Ein Faden ergibt den nächsten, ich könnte wieder von vorne zu schreiben beginnen. In diesem Nachdenken hänge ich, könnte das Netz weiterspinnen. Für jetzt genügt’s – es ist ein gutes Nachdenken. Wir haben nun die Rückschritte – also wird es wieder vorwärts gehen. Und heute, da ich sprichwörtlich im Mittelalter angekommen bin, denke ich immer noch nach. Über diesen Gesellschaftstanz, vorwärts, rückwärts, und Machtstrukturen, die immer alte und neue soziale Ungleichheiten produzieren.

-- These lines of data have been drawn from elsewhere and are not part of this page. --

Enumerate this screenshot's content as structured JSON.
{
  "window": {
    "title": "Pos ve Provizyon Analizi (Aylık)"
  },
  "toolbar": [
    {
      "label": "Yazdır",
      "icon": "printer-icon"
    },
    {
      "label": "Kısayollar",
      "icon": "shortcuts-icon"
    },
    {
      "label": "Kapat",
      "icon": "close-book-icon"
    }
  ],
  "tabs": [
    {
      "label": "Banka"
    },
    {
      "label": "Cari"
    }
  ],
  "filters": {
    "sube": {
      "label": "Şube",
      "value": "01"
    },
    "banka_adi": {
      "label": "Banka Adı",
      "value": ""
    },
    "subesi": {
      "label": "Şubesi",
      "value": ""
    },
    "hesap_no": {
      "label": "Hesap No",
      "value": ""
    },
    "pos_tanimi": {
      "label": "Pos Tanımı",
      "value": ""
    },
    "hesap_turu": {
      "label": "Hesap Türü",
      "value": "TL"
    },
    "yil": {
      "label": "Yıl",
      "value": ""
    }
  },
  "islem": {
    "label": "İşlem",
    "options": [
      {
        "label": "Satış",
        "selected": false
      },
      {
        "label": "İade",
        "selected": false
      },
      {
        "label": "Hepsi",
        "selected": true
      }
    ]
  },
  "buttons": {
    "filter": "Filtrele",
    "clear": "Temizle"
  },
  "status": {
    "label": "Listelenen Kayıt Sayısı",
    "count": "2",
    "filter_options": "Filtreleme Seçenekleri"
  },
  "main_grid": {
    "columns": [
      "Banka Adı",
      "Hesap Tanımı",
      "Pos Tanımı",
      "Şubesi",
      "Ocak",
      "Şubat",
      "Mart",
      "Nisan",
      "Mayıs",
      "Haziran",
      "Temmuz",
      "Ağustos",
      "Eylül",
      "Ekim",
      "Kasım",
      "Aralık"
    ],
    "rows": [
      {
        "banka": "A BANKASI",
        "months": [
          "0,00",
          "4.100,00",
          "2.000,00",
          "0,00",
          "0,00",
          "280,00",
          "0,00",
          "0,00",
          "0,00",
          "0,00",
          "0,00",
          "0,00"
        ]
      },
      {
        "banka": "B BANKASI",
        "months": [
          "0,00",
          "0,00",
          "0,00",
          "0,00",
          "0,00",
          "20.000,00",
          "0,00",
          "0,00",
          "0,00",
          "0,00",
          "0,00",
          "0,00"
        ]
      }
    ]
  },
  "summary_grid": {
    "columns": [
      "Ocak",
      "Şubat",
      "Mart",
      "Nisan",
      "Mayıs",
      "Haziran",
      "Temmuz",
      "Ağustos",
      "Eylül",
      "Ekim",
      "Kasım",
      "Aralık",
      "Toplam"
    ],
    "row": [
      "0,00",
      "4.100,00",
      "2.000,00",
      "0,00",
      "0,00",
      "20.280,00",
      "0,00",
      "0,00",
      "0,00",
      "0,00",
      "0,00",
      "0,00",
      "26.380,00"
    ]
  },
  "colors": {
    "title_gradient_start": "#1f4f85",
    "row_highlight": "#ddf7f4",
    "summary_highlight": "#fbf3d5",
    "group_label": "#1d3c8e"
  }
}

Darum ist die von der LOS angefachte Diskussion über schwulen Sexismus so wichtig – und das Statement von Tobias Kuhnert, Queeramnesty, so willkommen. Er äusserte sich zu einer Umfrage auf einer LGBT-Plattform, die gefragt hatte, ob es schwulen Sexismus gegenüber Lesben gibt, folgendermassen:

«Diese Frage kann gar nicht mit Nein beantwortet werden. Was die LOS berichtet, ist schwuler Sexismus: Sexismus (Abwertung von Menschen aufgrund ihres Geschlechts), der von Schwulen ausgeht. Da gibt es nichts zu diskutieren. Was ihr fragen könnt ist, ob mensch schwulen Sexismus wahrnimmt oder ihn als Problem anschaut. Die Frage (Gibt es schwulen Sexismus?) hingegen ist purer patriarchaler Sexismus: Sie ermöglicht es, die sexistischen Erfahrungen, die Frauen* machen, komplett zu negieren und spricht den Betroffenen damit ihre Mündigkeit ab.»

Der Gesellschaftstanz geht also weiter, vorwärts in der Hoffnung auf gemeinsame Schritte und ein Wir, das ungleich gleich wieder stolz ist.